Reasons for a move to PBL
PBL offers a number of advantages, if implemented correctly:
• Students find the process enjoyable and motivating.
• Students are actively engaged in the learning. Activity is one of the FAIR principles for effective learning described in Chapter 2.
• Learning is related to medical practice and is seen by students as relevant – another FAIR principle.
• PBL addresses learning outcomes such as teamwork and problem solving, competencies often overlooked in the conventional curriculum.
• PBL encourages the development of an integrated body of knowledge that is usable in future clinical practice.
Implementation of PBL
1. Students receive the problem scenario. Traditionally this has been in print format, typically a short description of a patient’s presentation. The problem may be presented using a multi-media approach with a computer, video-tape or simulator. Simulated patients have also been used.
2. Students identify and clarify unfamiliar terms, then define and agree the problem or problems to be discussed. It is important that students do not spend too much time figuring out what they should learn at the expense of time spent learning.

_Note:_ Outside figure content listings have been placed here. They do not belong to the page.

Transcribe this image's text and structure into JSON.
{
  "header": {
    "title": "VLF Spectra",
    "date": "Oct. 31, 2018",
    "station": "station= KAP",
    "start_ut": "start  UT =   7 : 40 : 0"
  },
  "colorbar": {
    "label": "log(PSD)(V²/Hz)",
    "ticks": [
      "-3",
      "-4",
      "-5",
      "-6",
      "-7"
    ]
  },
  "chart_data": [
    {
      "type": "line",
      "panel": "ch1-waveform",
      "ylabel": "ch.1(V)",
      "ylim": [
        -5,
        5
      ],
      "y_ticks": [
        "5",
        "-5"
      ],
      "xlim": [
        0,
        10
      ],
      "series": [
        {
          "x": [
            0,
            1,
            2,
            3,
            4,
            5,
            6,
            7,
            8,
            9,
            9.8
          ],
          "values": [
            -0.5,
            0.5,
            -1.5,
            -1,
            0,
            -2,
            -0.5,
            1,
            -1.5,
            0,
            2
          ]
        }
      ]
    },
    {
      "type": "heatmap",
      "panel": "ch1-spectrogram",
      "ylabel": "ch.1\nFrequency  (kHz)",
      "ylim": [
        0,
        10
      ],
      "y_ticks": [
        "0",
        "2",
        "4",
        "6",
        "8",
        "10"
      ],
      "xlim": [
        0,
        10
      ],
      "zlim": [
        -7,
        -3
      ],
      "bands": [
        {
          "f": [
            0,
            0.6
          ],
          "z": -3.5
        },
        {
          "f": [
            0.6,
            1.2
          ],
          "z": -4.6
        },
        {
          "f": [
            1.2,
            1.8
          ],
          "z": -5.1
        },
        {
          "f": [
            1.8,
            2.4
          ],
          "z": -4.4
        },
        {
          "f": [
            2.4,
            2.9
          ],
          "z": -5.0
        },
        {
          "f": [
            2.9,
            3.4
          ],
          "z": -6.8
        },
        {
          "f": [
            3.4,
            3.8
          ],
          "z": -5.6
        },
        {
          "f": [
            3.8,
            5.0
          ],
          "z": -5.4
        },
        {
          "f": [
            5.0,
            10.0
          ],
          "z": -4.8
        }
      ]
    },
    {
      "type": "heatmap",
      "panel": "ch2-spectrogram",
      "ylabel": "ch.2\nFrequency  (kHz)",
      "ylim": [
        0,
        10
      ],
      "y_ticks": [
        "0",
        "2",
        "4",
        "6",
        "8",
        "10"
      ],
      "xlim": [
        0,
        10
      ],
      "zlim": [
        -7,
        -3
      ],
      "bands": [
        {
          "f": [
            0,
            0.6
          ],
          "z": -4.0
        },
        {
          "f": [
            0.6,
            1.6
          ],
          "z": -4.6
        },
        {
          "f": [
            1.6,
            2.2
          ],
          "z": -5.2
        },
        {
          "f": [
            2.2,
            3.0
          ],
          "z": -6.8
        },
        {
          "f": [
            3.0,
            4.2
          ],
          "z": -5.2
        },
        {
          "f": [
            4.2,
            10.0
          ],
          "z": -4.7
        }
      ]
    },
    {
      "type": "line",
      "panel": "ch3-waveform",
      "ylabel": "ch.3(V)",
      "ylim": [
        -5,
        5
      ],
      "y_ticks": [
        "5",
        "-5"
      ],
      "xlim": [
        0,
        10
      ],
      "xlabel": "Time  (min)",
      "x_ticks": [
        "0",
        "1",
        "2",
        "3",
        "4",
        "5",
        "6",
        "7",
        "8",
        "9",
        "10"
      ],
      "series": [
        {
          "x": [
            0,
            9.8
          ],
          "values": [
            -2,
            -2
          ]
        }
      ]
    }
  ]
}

3. Students consider possible explanations of the situation presented on the basis of their prior knowledge and identify areas where further learning is required. The tutor helps to ensure that the learning outcomes identified by the student are appropriate taking into account the learning outcomes for the course and what is achievable in the time available.
4. Students work independently and gather information relating to the learning outcomes. The group may agree to subdivide the task and allocate different responsibilities to individual members. Some of this work may be done online in the small group setting using a search engine such as Google.
5. The group reconvenes and shares the results of their private study. What they learn is then applied to the problem presented.
6. Additional information about the patient may be presented to the students and the above process is repeated.
Various points have been defined on the continuum between a problem-based approach and an information-orientated approach as described in the SPICES model (Harden and Davis 1999). This is summarised in Appendix 9. PBL is usually adopted in the context of an integrated medical curriculum but the strategy can also be used in a curriculum where the emphasis is on subjects or disciplines.